Brimming with confidence, Kiki flies to the seaside village of Koriko and expects that her powers will easily bring happiness to the townspeople. But gaining the trust of the locals is trickier than she expected. With her faithful, wise-cracking black cat, Jiji, by her side, Kiki forges new friendships and builds her inner strength, ultimately realizing that magic can be found in even the most ordinary places.”
Annihilation by Jeff VanderMeer
195 pages
Science fiction, nature, change
Summary:
”Area X has been cut off from the rest of the world for years. Nature has reclaimed the last vestiges of human civilization. Expeditions into Area X have ended in disaster or death.

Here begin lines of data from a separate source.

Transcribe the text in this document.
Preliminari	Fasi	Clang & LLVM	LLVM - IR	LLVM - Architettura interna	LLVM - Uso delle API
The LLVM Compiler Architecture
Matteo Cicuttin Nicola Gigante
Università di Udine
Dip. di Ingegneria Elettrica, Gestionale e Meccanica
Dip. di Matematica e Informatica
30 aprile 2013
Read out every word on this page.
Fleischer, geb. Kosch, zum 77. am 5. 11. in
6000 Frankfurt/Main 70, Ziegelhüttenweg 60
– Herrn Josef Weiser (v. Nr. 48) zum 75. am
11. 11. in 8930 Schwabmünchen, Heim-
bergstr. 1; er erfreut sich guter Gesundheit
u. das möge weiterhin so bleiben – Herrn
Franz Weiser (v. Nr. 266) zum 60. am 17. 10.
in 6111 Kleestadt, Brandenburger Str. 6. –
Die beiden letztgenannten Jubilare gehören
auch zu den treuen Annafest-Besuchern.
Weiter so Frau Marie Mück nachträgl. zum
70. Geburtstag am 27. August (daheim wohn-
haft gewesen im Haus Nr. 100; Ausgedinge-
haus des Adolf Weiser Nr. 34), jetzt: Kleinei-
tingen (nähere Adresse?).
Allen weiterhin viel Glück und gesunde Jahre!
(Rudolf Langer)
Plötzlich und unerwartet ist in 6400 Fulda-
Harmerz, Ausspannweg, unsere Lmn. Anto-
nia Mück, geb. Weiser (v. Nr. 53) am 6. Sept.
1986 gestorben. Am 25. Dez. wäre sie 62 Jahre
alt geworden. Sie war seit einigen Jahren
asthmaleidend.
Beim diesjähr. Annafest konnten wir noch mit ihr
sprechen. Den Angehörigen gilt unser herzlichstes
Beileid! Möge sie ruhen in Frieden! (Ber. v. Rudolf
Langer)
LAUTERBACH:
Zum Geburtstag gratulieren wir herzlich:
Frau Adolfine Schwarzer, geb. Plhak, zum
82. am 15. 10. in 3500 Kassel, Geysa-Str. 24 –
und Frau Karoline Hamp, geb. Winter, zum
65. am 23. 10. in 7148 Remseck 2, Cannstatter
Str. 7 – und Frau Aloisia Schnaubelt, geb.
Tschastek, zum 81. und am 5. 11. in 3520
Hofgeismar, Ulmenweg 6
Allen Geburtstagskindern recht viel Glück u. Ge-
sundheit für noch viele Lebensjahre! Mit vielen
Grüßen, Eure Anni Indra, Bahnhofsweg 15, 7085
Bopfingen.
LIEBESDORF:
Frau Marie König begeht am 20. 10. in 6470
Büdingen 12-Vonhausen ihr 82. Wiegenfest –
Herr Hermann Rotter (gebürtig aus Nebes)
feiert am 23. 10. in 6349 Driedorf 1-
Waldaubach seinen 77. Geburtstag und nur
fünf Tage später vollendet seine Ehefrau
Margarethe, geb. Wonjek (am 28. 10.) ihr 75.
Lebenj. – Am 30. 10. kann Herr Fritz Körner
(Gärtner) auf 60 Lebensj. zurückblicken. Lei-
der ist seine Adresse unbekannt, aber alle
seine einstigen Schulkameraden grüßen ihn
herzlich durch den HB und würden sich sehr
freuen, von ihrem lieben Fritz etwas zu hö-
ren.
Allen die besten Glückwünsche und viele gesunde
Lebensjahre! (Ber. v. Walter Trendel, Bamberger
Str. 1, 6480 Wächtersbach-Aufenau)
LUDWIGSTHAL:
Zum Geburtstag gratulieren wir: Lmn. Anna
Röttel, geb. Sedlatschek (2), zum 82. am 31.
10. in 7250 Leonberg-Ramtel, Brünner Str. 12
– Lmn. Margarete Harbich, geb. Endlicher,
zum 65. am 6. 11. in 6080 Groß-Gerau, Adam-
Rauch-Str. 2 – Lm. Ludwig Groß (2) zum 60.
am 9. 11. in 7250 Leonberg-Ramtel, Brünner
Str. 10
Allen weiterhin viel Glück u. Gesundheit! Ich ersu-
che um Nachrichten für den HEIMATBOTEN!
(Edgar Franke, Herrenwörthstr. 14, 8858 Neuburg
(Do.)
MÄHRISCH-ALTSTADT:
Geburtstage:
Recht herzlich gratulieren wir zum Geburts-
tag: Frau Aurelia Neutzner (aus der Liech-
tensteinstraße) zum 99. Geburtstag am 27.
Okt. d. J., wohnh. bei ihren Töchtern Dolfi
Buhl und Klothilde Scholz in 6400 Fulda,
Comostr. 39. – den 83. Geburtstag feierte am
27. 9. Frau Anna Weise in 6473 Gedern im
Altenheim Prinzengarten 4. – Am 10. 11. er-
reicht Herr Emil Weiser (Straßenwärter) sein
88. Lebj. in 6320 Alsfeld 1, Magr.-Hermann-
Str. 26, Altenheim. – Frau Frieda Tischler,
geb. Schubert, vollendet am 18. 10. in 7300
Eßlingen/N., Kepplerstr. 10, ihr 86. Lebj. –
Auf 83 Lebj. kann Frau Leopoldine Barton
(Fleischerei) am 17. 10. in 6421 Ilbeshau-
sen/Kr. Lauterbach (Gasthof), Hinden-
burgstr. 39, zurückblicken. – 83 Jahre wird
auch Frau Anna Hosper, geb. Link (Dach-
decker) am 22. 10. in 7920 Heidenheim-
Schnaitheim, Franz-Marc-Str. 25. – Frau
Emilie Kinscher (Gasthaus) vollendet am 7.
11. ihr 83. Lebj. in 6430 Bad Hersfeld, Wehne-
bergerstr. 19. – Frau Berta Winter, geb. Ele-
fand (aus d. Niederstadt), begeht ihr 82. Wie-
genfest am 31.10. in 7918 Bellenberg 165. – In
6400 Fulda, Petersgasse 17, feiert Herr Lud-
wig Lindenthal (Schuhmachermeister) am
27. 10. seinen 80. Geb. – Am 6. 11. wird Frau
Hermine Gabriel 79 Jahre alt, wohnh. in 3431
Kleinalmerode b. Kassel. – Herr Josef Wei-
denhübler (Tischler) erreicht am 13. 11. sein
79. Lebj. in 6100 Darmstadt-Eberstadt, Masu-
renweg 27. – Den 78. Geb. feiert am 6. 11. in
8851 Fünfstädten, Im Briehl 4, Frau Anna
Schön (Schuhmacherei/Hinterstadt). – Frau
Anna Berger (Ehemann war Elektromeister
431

In Annihilation, the first volume of Jeff VanderMeer's Southern Reach Trilogy, we join the latest expedition. The group is made up of four women: an anthropologist; a surveyor; a psychologist, the de facto leader; and the narrator, a biologist. Their mission is to map the terrain, record all observations of their surroundings and of one another, and, above all, avoid being contaminated by Area X itself.”
This is How You Lose the Time War by Amal El-Mohtar, Max Gladstone
198 pages
Science Fiction, Time travel, love
Summary:
”Among the ashes of a dying world, an agent of the Commandment finds a letter. It reads: Burn before reading.
Thus begins an unlikely correspondence between two rival agents hellbent on securing the best possible future for their warring factions. Now, what began as a taunt, a battlefield boast, becomes something more. Something epic. Something romantic. Something that could change the past and the future.”